Het College stelt vast dat pas met het besluit van 1 juli 2020 het beroep op de bijzondere omstandigheid verbouwing is gehonoreerd. De hieruit voortvloeiende schade dient geheel voor rekening van verweerder te blijven. Bij zijn oordeel betrekt het College dat verweerder het fosfaatrecht ambtshalve bij besluit vaststelt. Dat betekent dat verweerder op de voet van artikel 3:2 van de Algemene wet bestuursrecht gehouden was bij de voorbereiding van het primaire besluit de nodige kennis te vergaren over de relevante feiten en de af te wegen belangen. De toepassing van artikel 23, zesde lid, van de Msw, de bepaling inzake de hier aan de orde zijnde bijzondere omstandigheid, vormt immers een besliscomponent van het betreffende besluit. Verweerder heeft in dit geval niet voldaan aan deze onderzoeksplicht. Dat, zoals verweerder stelt, verzoekster de bijzondere omstandigheid niet heeft gemeld in reactie op bijvoorbeeld de aan haar gerichte "Servicemelding Fosfaatrechten" van verweerder van 16 mei 2017, maakt dit niet anders.
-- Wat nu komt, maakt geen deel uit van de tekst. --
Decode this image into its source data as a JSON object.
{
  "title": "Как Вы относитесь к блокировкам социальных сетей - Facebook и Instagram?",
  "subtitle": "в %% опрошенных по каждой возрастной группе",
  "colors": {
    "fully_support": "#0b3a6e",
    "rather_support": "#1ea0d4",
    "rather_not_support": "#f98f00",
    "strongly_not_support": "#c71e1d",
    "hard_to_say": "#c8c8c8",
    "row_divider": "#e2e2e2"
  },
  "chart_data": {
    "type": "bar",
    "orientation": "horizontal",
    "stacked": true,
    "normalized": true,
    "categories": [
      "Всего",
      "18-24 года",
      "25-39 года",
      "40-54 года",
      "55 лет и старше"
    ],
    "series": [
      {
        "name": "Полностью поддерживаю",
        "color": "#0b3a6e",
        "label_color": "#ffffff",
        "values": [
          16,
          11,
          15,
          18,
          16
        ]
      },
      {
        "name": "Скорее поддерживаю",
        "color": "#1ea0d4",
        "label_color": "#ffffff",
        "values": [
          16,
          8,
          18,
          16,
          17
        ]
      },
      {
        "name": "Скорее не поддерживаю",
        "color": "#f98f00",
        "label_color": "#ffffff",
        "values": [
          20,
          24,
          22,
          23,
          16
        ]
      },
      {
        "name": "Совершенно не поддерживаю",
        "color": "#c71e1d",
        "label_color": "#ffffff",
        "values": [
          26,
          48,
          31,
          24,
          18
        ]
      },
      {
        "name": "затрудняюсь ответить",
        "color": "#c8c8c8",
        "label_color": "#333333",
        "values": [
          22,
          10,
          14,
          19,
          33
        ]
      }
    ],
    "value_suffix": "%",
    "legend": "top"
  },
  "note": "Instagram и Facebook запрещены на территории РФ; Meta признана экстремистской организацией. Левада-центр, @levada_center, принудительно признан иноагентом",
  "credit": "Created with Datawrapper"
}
Bij de bedoelde Servicemelding is immers niet naar het bestaan van zodanige bijzondere omstandigheden gevraagd. Voor verzoekster bestond verder geen aanleiding voor een spontane melding hiervan.
5.6
Het College is verder van oordeel dat aan de eis van causaal verband tussen het onrechtmatige besluit en de schade is voldaan. Als verweerder in januari 2018 het fosfaatrecht van verzoekster dadelijk juist had vastgesteld, had verzoekster in 2018 geen fosfaatrechten hoeven bij te kopen tegen de toen geldende hoge inkoopprijs. Verzoekster heeft de gestelde schade voldoende aannemelijk gemaakt met de door haar overgelegde (ver)koopovereenkomsten. De door verzoekster gestelde schade van € 13.068,- komt voor vergoeding in aanmerking (het waardeverschil van € 108,- maal de genoemde 121 kilogram fosfaatrecht), evenals de door haar betaalde leges voor de overdracht van de rechten.
Slotsom
6.1
Het College zal het verzoek om schadevergoeding toewijzen en verweerder veroordelen tot betaling van een bedrag van in totaal € 13.168,-.
6.2
Er bestaat tevens aanleiding verweerder te veroordelen in de proceskosten van verzoekster. Deze kosten worden op grond van het Besluit proceskosten bestuursrecht voor de door een derde beroepsmatig verleende bijstand vastgesteld op € 1.674,- (1 punt voor het indienen van het verzoekschrift en 1 punt voor het verschijnen ter zitting, met een waarde per punt van € 837,- en een wegingsfactor 1). Ook zal het College verweerder opdragen het betaalde griffierecht aan verzoekster te vergoeden.

Beslissing

Het College:
  • wijst het verzoek om schadevergoeding toe;
  • veroordeelt verweerder tot het betalen van een schadevergoeding aan verzoekster tot een bedrag van € 13.168,-;
  • bepaalt dat verweerder het betaalde griffierecht van € 360,- aan verzoekster dient te vergoeden;
  • veroordeelt verweerder in de proceskosten van verzoekster tot een bedrag van € 1.674,-.
Deze uitspraak is gedaan door mr. I.M. Ludwig, in aanwezigheid van mr. T. Kuiper, griffier. De beslissing is in het openbaar uitgesproken op 11 april 2023.
De voorzitter en de griffier zijn verhinderd de uitspraak te ondertekenen.